Two movers push horizontally on a refrigerator. One pushes due north with a force of 150 N and the other pushes due east with a force of 200 N. (a) Find the direction and magnitude of the resultant force on the refrigerator. (b)Show that the result of the previous problem is independent of the order in which the forces are added.
|F| = sqrt (150^2 + 200^2)
tan theta = 150/200 (angle north of east)
To find the direction and magnitude of the resultant force on the refrigerator, we need to use vector addition.
(a) To calculate the resultant force, we can use the Pythagorean theorem and trigonometry. First, let's visualize the situation:
- The force due north has a magnitude of 150 N and is directed upwards on the y-axis.
- The force due east has a magnitude of 200 N and is directed to the right on the x-axis.
Now, draw a right-angled triangle with the vertical side representing the northern force and the horizontal side representing the eastern force. The resultant force will be the hypotenuse of this triangle.
Using the Pythagorean theorem, we can find the magnitude of the resultant force, R:
R^2 = (150 N)^2 + (200 N)^2
R^2 = 22500 N^2 + 40000 N^2
R^2 = 62500 N^2
Taking the square root of both sides, we find:
R = √(62500) N
R ≈ 250 N
So, the magnitude of the resultant force is approximately 250 N.
To determine the direction of the resultant force, we can use trigonometry. In this case, we can use the tangent function:
tan(θ) = (opposite / adjacent)
θ = tan^(-1)(opposite / adjacent)
θ = tan^(-1)(150 N / 200 N)
Using a calculator or reference table, we can find that θ ≈ 36.87 degrees.
Therefore, the direction of the resultant force is approximately 36.87 degrees north of east.

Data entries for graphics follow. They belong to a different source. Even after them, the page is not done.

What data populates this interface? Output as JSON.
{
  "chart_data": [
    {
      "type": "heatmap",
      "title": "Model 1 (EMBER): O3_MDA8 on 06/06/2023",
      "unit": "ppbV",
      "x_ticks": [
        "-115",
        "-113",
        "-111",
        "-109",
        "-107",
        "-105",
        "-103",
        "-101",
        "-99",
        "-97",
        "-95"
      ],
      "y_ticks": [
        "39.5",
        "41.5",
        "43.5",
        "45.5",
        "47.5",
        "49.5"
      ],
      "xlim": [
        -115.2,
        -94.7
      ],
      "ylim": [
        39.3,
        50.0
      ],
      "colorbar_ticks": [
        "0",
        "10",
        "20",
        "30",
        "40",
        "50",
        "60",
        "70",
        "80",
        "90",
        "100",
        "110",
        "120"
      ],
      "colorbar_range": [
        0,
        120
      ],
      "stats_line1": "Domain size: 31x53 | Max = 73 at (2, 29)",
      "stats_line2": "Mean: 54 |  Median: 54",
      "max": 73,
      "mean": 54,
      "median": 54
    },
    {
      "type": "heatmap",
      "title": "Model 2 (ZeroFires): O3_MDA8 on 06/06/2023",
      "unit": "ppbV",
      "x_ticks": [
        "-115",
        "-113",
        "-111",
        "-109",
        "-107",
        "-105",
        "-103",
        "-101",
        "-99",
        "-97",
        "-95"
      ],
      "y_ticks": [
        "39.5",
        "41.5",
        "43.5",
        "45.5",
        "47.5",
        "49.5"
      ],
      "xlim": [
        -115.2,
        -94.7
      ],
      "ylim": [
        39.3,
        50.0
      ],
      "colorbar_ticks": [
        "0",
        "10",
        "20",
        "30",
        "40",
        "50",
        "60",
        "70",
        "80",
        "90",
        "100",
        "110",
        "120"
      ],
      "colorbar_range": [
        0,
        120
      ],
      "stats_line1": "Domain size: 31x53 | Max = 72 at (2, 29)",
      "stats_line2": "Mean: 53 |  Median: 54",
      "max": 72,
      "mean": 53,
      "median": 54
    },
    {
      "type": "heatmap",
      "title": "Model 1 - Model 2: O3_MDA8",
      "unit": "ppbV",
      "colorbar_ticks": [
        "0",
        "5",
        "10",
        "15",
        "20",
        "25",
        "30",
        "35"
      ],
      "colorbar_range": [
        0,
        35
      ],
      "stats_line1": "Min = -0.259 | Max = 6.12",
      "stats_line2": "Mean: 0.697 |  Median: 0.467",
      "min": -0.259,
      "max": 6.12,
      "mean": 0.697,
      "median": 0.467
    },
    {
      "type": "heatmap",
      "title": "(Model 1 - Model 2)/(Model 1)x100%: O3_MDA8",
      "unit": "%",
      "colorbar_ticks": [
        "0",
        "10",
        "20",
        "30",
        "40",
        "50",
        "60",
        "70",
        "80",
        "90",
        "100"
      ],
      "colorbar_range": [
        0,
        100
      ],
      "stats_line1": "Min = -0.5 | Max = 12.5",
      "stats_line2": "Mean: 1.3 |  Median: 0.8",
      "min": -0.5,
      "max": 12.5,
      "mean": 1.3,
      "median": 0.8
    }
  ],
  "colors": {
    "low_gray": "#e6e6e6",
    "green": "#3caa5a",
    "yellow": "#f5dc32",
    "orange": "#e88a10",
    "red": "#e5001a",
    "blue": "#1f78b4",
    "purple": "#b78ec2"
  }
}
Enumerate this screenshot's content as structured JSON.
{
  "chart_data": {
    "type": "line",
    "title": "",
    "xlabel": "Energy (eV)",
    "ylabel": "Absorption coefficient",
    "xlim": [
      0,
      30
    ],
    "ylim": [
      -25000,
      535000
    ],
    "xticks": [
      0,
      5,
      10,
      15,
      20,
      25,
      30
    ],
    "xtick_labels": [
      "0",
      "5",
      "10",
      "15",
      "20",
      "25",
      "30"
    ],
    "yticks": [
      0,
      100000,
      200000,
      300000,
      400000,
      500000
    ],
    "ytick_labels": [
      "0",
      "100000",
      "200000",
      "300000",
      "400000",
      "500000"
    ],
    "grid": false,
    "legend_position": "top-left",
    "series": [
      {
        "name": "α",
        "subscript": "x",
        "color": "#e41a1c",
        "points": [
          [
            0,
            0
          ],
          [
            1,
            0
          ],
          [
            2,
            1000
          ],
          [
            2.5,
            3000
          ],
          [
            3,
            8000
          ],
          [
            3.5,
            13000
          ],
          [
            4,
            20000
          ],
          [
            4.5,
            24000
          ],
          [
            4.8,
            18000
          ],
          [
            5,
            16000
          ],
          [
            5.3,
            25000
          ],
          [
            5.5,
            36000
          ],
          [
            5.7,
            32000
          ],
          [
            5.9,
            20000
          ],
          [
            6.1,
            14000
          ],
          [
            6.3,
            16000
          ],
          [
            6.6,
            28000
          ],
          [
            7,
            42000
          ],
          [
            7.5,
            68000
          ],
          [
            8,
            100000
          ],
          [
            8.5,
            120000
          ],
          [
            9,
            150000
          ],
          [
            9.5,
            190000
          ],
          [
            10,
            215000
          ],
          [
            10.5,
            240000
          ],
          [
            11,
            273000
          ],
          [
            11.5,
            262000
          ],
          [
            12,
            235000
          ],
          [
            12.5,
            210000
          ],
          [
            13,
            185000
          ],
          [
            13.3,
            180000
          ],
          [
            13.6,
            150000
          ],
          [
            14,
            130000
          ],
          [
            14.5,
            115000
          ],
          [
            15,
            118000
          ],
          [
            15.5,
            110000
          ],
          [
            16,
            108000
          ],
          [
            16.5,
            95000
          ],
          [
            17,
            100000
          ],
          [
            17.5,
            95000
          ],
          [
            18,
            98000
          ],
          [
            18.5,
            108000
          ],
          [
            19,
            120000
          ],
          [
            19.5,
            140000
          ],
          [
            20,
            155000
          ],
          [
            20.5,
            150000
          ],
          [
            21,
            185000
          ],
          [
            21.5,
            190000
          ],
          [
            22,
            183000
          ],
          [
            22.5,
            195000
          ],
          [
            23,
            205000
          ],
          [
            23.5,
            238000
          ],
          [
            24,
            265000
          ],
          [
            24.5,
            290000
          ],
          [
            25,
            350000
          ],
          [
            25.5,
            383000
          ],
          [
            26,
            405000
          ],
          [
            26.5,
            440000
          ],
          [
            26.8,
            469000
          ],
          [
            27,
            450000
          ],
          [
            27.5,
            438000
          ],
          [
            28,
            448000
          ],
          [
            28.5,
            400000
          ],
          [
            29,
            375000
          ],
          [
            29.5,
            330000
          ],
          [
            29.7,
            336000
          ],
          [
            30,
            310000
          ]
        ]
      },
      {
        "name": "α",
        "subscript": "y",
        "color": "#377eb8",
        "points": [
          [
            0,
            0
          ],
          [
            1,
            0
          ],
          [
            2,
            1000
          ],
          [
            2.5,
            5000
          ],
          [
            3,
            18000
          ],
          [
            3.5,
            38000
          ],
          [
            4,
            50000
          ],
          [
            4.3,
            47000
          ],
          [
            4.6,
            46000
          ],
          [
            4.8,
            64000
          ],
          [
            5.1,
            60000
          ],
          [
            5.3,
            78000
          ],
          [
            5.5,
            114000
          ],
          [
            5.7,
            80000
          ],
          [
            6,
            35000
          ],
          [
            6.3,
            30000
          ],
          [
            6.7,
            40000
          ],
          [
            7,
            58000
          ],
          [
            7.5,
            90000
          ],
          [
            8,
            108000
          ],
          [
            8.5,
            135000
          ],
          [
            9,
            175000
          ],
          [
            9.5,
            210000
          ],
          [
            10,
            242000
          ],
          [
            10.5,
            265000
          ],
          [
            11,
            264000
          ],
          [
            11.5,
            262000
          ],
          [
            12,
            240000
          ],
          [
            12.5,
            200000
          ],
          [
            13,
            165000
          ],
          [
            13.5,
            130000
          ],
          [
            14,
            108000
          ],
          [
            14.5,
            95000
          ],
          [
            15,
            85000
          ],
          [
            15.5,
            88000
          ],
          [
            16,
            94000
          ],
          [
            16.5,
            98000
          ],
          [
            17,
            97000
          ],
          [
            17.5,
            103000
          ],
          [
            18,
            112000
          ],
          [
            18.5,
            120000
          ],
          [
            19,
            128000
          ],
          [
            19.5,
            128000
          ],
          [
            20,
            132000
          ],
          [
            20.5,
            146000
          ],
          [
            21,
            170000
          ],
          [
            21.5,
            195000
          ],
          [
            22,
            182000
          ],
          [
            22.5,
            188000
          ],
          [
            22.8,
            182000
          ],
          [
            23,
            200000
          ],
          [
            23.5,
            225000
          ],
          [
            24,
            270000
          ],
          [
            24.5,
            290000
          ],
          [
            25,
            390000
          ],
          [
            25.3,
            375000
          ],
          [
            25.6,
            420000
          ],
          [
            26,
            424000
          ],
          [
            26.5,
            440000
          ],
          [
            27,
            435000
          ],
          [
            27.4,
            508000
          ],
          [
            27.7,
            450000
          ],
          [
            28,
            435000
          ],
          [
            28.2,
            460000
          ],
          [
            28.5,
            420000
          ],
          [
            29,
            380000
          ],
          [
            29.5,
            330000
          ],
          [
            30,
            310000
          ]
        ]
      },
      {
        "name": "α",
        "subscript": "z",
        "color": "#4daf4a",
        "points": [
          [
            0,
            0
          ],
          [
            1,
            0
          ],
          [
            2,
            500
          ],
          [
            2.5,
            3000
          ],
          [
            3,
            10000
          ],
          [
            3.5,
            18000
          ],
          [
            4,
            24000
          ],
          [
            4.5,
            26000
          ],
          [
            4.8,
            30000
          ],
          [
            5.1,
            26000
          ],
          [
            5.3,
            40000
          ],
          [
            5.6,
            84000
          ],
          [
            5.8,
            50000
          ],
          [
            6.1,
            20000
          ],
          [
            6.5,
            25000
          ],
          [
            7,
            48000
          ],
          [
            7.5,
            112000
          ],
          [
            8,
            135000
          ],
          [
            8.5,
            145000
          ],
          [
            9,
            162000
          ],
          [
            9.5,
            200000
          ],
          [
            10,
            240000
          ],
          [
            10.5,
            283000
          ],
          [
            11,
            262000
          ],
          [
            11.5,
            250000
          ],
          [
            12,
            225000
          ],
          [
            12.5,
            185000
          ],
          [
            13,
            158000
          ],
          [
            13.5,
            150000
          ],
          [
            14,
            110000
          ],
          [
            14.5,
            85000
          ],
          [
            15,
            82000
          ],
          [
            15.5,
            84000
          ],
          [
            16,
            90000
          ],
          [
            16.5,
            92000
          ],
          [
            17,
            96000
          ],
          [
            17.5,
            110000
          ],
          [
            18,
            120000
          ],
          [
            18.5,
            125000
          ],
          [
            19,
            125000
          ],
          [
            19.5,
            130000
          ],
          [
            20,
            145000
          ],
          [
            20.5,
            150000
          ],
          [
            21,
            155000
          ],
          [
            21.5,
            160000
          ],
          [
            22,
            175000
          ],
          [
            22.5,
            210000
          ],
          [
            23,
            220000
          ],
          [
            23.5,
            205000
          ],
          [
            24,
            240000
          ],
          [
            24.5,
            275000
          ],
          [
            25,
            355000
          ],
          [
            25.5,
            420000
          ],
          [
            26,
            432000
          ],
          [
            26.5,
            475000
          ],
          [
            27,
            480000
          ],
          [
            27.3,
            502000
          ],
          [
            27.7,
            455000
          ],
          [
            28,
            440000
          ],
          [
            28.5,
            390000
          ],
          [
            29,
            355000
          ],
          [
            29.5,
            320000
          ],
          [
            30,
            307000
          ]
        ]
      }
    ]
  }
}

(b) To show that the result is independent of the order in which the forces are added, we can repeat the calculations with the forces added in reverse order:
- The force due east with a magnitude of 200 N is directed to the right on the x-axis.
- The force due north with a magnitude of 150 N is directed upwards on the y-axis.
Following the same process as before, we find that the magnitude of the resultant force is approximately 250 N, and the direction is approximately 36.87 degrees north of east.
Since the magnitude and direction of the resultant force are the same regardless of the order in which the forces are added, we can conclude that the result is independent of the order.
(a) To find the direction and magnitude of the resultant force on the refrigerator, we can use the concept of vector addition.
Let's consider the force due north as F₁, and the force due east as F₂.
Using the Pythagorean theorem, we can find the magnitude of the resultant force (R) as follows:
R = √(F₁² + F₂²)
= √(150² + 200²)
= √(22500 + 40000)
= √62500
≈ 250 N
To find the direction of the resultant force, we can use the concept of vector addition. The direction of the resultant force can be found by calculating the angle θ using the following equation:
θ = tan⁻¹(F₂ / F₁)
θ = tan⁻¹(200 / 150)
θ ≈ 53.13 degrees
Therefore, the resultant force on the refrigerator has a magnitude of approximately 250 N and a direction of approximately 53.13 degrees with respect to the north.
(b) To show that the result is independent of the order in which the forces are added, let's consider swapping the two forces.
Case 1: F₁ = 150 N (north), and F₂ = 200 N (east) as given in the problem.
Case 2: Let's swap the two forces, so F₁ = 200 N (east), and F₂ = 150 N (north).
Using the same calculations as in part (a), we can find the resultant force for each case.
In Case 1:
R = √(150² + 200²)
≈ 250 N
In Case 2:
R = √(200² + 150²)
≈ 250 N
As we can see, the magnitude of the resultant force is the same in both cases, approximately 250 N. Hence, the result is independent of the order in which the forces are added.